The food industry took notice. In August, The NPD Group reported that — before the pandemic —19% of Americans said they purchased edible groceries online in the past three months. The percentage more than doubled to 40% by May. Disruptions in the traditional meat supply chain and shifting patterns in both where consumers eat and how they’re getting meals these days has accelerated growth in the channel that would have taken another five years to achieve.
At the intersection of these shifting patterns are companies such as Crowd Cow, an online marketplace for high-quality meat, poultry, seafood and organic products. MEAT+POULTRY first heard of Crowd Cow about five years ago. Back then, the business model was simple enough: co-founders Ethan Lowry and Joe Heitzeberg “crowd funded” a cow by charging 50 people or so money to buy cuts of beef directly from the producer via the internet.

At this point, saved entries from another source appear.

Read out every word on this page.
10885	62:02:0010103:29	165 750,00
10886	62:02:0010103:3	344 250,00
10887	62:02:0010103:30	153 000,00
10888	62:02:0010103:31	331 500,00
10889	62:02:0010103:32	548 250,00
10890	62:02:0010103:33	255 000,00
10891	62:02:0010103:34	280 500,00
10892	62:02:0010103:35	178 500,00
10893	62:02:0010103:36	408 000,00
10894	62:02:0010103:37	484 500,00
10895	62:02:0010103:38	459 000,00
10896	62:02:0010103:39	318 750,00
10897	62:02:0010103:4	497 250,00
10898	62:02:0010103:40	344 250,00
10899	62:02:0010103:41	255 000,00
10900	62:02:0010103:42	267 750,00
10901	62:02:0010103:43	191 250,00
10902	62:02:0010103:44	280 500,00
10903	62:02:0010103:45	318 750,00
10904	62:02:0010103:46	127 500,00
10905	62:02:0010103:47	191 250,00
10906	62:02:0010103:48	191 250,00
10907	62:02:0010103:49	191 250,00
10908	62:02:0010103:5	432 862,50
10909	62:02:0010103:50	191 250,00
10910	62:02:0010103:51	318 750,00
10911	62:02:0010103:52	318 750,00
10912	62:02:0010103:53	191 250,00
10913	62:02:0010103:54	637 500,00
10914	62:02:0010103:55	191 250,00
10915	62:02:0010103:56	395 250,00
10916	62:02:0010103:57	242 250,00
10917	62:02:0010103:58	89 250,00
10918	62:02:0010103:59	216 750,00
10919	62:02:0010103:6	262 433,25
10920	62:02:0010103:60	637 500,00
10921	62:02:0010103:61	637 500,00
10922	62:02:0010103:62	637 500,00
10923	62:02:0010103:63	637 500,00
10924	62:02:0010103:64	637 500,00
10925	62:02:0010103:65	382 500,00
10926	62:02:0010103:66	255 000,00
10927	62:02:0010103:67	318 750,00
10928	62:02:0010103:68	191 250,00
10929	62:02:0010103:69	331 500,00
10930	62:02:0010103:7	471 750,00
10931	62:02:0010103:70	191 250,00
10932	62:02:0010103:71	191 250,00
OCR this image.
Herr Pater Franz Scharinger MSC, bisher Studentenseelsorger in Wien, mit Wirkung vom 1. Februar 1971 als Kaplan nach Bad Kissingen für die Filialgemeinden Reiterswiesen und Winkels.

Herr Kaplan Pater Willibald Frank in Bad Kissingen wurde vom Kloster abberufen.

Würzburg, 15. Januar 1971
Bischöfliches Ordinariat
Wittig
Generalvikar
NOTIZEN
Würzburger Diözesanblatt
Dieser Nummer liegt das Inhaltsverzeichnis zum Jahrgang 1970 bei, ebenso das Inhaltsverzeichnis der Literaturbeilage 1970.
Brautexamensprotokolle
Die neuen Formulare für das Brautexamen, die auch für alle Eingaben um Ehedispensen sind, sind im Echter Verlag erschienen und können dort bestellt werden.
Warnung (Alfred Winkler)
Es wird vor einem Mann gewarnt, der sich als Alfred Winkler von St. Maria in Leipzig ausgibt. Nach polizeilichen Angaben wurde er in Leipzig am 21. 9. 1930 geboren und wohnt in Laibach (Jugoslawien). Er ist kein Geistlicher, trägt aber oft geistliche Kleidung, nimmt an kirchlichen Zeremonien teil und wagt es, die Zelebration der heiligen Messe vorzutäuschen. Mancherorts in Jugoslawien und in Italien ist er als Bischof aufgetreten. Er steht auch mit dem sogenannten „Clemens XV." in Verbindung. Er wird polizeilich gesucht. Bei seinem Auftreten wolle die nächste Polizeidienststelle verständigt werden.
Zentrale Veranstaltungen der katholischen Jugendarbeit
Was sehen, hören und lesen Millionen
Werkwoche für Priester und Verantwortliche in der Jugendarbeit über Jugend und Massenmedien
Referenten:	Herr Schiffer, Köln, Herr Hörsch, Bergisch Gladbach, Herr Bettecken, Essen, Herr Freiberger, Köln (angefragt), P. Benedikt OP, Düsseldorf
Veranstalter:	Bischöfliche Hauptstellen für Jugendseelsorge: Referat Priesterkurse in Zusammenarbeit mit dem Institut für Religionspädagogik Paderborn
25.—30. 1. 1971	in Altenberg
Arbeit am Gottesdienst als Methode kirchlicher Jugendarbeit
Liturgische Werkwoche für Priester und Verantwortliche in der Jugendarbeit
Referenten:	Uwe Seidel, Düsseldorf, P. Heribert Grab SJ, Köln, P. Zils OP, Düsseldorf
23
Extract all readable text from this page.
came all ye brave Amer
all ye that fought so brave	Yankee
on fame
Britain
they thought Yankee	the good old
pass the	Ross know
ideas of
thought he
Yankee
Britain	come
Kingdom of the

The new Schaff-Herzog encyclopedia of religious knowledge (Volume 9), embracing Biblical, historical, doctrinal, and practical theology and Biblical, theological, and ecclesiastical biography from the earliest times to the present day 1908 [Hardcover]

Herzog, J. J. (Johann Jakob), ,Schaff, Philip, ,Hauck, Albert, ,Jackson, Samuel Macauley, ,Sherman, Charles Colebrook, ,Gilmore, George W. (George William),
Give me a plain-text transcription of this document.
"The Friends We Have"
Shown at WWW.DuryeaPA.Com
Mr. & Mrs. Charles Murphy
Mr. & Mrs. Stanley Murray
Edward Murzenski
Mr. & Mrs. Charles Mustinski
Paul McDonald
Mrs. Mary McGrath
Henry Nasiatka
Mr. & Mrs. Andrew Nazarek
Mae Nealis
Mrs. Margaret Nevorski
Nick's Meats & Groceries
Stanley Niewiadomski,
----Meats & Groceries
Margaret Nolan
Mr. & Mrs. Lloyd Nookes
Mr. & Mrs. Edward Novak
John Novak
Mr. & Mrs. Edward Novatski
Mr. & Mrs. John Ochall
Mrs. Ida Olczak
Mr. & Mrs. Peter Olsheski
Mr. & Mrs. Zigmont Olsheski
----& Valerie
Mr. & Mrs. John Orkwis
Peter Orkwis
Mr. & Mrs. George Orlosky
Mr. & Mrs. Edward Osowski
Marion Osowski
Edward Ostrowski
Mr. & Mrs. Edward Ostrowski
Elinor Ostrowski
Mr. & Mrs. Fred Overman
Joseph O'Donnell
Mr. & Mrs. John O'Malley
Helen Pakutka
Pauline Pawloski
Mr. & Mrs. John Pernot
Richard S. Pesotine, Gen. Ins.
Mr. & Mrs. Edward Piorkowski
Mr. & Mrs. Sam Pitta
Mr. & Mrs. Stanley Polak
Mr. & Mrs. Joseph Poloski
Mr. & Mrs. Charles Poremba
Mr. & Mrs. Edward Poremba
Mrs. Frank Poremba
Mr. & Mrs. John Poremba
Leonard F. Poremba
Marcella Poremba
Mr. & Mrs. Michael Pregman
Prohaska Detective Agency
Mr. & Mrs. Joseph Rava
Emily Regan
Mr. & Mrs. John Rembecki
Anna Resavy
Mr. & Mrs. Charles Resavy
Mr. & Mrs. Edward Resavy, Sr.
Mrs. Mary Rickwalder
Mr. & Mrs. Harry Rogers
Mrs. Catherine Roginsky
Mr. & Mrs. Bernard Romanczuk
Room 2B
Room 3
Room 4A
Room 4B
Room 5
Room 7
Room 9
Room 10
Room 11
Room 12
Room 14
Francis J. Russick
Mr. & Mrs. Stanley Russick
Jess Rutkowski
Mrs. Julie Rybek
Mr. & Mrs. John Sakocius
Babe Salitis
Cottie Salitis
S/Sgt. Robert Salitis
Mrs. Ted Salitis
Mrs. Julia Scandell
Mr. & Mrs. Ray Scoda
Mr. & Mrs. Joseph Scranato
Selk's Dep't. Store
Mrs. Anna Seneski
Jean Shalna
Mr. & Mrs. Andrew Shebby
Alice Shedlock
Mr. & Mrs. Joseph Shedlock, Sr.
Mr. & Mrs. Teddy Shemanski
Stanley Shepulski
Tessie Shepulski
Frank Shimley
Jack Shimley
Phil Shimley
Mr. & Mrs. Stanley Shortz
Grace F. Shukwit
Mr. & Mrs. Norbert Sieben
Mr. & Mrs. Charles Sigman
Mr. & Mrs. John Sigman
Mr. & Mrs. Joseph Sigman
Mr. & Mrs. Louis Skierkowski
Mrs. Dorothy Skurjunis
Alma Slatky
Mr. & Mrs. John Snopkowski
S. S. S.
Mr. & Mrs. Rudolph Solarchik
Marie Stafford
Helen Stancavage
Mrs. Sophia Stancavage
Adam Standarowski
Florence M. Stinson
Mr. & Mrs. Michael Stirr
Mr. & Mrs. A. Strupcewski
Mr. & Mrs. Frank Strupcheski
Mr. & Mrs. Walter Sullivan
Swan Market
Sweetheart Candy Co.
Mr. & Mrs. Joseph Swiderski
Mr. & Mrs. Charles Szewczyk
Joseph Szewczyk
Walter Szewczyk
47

Crowd Cow started with two long-time friends offering their customers sustainability, transparency and origin stories combined with the convenience of the internet. In this episode of the MEAT+POULTRY podcast, Heitzeberg explains why he believes online sales of fresh meat, poultry and other foods have jumped from niche to the “new normal” because of the pandemic – and may be the lasting impact of a music file-sharing service called Napster.